Kony’s 21-year insurgency has claimed tens of thousands of lives and displaced 2 million people. Kony and two of his deputies are wanted for abducting children, massacres and mutilations.
U.S.-based Human Rights Watch accused the rebels of kidnapping children in mineral-rich eastern Democratic Republic of Congo and oil-producing south Sudan, as well as in the Central African Republic.
ZIMBABWE
Tsvangirai claims assassination plot
NAIROBI, Kenya — Zimbabwe’s opposition party yesterday accused the country’s military of plotting to assassinate presidential candidate Morgan Tsvangirai.
The Movement for Democratic Change said Mr. Tsvangirai planned to return to Zimbabwe to run in the June 27 runoff election once security measures are in place to protect him.
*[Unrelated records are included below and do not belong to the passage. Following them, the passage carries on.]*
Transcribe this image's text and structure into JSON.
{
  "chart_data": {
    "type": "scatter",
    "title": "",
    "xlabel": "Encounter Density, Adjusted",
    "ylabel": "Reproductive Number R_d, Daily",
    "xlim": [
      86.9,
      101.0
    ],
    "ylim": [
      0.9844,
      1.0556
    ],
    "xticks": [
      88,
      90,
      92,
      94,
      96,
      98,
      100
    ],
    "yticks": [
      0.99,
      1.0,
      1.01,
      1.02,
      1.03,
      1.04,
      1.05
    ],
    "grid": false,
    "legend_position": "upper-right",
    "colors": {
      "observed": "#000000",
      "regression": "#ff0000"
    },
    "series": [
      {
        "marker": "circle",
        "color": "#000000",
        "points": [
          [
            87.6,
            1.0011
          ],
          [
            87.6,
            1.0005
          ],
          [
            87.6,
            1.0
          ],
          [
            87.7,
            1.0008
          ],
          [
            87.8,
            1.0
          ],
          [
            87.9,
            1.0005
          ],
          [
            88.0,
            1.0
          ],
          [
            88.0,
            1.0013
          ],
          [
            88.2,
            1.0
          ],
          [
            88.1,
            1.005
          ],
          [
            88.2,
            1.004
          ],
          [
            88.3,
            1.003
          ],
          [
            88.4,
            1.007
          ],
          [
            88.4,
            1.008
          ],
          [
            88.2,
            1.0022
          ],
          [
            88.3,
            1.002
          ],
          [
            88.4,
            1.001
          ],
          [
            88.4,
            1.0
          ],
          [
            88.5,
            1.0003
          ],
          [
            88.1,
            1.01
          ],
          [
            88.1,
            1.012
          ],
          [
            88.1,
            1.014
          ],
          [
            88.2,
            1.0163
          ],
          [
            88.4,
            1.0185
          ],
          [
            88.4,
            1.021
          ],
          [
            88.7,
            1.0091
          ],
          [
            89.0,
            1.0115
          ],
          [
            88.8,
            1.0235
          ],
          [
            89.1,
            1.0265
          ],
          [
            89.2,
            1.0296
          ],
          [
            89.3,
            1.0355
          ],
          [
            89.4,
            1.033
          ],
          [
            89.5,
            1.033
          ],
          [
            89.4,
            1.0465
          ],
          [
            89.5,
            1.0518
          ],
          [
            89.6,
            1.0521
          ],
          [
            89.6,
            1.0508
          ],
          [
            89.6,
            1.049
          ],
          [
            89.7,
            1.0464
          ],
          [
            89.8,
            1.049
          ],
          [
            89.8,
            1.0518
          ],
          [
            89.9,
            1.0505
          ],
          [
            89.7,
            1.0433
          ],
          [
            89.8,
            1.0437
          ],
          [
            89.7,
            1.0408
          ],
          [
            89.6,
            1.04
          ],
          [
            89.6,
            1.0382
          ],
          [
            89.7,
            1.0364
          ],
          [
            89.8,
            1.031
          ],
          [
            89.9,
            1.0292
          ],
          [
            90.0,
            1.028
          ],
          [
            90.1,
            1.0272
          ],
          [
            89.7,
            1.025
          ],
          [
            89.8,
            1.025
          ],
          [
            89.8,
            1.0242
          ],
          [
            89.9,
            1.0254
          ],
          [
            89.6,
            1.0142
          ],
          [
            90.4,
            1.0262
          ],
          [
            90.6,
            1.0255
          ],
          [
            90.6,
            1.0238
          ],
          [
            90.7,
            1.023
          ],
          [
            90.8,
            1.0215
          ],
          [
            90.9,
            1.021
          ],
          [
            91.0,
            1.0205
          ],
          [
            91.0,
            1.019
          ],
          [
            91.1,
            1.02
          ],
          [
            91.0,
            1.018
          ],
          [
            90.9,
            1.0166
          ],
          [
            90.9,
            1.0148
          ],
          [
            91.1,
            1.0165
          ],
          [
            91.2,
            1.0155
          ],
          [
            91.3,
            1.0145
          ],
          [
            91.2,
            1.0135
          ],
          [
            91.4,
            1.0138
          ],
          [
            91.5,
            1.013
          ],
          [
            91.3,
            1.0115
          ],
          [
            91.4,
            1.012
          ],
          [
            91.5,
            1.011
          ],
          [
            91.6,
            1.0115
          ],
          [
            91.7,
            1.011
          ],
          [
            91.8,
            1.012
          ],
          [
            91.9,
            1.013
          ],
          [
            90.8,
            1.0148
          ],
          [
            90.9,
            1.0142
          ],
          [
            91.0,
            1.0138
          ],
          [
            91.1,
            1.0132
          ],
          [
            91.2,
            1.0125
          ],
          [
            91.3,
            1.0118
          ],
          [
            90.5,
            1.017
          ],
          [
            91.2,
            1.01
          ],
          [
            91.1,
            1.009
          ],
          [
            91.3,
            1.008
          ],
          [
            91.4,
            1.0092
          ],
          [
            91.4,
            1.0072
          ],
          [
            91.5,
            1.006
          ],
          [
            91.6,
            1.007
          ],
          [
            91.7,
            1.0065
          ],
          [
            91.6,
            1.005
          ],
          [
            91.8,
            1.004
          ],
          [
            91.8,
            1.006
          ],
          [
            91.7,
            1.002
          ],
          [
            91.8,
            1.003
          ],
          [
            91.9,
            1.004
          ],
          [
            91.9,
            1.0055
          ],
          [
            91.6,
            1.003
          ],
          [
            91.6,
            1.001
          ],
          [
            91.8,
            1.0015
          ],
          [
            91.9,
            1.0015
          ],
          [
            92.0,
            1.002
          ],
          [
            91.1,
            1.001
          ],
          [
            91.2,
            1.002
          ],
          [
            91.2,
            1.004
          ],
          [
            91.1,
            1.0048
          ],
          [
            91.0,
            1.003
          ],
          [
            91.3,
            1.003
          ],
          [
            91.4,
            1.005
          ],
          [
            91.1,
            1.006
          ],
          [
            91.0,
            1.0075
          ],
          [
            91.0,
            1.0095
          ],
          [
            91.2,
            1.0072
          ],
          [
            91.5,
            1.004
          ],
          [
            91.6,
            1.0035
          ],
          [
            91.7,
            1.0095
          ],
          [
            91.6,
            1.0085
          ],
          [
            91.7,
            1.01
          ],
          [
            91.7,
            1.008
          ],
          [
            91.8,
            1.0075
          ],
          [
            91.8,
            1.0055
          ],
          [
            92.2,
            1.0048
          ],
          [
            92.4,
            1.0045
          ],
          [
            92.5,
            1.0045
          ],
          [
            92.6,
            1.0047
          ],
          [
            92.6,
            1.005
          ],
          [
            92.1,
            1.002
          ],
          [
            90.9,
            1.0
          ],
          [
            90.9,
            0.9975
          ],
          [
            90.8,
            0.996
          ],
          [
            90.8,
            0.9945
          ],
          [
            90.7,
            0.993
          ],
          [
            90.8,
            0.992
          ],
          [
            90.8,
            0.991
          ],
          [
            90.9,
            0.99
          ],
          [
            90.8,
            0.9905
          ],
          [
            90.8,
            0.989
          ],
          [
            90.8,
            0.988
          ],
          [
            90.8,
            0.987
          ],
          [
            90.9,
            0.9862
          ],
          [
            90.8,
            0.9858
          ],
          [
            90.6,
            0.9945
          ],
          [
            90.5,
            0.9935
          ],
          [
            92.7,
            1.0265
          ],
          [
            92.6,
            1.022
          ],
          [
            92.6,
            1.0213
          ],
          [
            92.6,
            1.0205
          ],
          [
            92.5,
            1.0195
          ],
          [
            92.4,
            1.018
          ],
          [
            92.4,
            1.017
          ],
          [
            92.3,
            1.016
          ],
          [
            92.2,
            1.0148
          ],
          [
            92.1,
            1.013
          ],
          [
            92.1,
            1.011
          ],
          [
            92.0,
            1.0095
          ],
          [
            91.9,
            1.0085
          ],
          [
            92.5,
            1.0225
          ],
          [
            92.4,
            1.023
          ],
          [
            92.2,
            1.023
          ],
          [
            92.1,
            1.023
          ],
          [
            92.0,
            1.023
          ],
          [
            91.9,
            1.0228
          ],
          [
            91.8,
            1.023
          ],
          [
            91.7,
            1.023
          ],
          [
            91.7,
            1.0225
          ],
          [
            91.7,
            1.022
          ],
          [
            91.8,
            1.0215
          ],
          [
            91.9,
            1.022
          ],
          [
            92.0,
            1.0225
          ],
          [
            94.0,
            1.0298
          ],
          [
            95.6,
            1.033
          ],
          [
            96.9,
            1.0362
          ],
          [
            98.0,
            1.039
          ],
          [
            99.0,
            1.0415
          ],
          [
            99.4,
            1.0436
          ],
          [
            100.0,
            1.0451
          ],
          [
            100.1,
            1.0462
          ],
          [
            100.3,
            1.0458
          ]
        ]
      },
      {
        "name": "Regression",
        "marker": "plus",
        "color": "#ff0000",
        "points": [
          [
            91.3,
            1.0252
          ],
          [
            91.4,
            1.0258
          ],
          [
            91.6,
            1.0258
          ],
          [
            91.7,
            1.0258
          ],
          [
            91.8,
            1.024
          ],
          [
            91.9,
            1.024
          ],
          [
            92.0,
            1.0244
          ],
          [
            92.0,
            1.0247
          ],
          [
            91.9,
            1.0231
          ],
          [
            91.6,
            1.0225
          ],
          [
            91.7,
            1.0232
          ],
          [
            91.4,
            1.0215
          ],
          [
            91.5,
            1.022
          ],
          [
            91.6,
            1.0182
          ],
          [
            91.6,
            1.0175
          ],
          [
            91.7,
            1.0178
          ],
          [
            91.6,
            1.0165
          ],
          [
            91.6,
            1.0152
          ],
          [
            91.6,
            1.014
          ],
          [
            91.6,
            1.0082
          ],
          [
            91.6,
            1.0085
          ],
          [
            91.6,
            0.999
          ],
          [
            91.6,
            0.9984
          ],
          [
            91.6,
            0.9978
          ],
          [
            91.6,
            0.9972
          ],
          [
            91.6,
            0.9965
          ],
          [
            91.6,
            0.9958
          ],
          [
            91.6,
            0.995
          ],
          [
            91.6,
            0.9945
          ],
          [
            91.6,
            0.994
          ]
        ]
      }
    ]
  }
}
On Saturday, the opposition said it had received details of an assassination plot as Mr. Tsvangirai was on his way to the airport in Johannesburg to return home.
“The assassination plot involves snipers,” party Secretary-General Tendai Biti told the Associated Press after a news conference in the Kenyan capital yesterday. He said 18 snipers were involved in the plot.
“It is the military [plotting], the [Joint Operational Command] that has been running the country” since the March 29 election, Mr. Biti said. “I cannot speak [more] of that because it would put a lot of lives at risk.”
Zimbabwean officials could not immediately be reached for comment yesterday on the accusations.
INDIA
Poisoned alcohol leaves 73 dead
NEW DELHI — Locally brewed liquor apparently tainted with lethal chemicals killed 73 people in southern India, police said.
Bootleggers began selling the deadly brew on Saturday after police closed authorized liquor shops in parts of the Karnataka state because of voting for the state government, said Sri Kumar, the state police chief. In India, liquor stores and bars are routinely closed during elections.
Since Saturday, 73 people, most of them poor laborers, have died and several others were in hospital, Chief Kumar said.
Eight people have been arrested for selling the concoction, and police were analyzing the drink to determine what made it so deadly.
Deaths from illicitly brewed liquor are frequent in Indian villages and towns, where locally made brew is often spiked with pesticides or chemicals to make it stronger.
VENEZUELA
Explanation sought in airspace violation
CARACAS — Venezuela wants the U.S. ambassador to explain a violation of its airspace by a U.S. Navy plane.
The plane was detected in Venezuelan airspace Saturday night near the Caribbean island of La Orchila and questioned by the Caracas airport control tower, Defense Minister Gen. Gustavo Rangel Briceno said.
The Navy S-3 Viking, used for counternarcotics missions, might have crossed accidentally into Venezuela’s airspace while experiencing “intermittent navigational problems” on a training mission in international airspace, a U.S. defense official said, speaking on the condition of anonymity because of the issue’s sensitivity.
The Navy crew is based in Curacao and had some language problems during the three-minute radio conversation, the official said.
“They promptly responded and identified themselves as U.S. Navy, on a training mission in international airspace, and that a navigational error had possibly occurred,” the official said.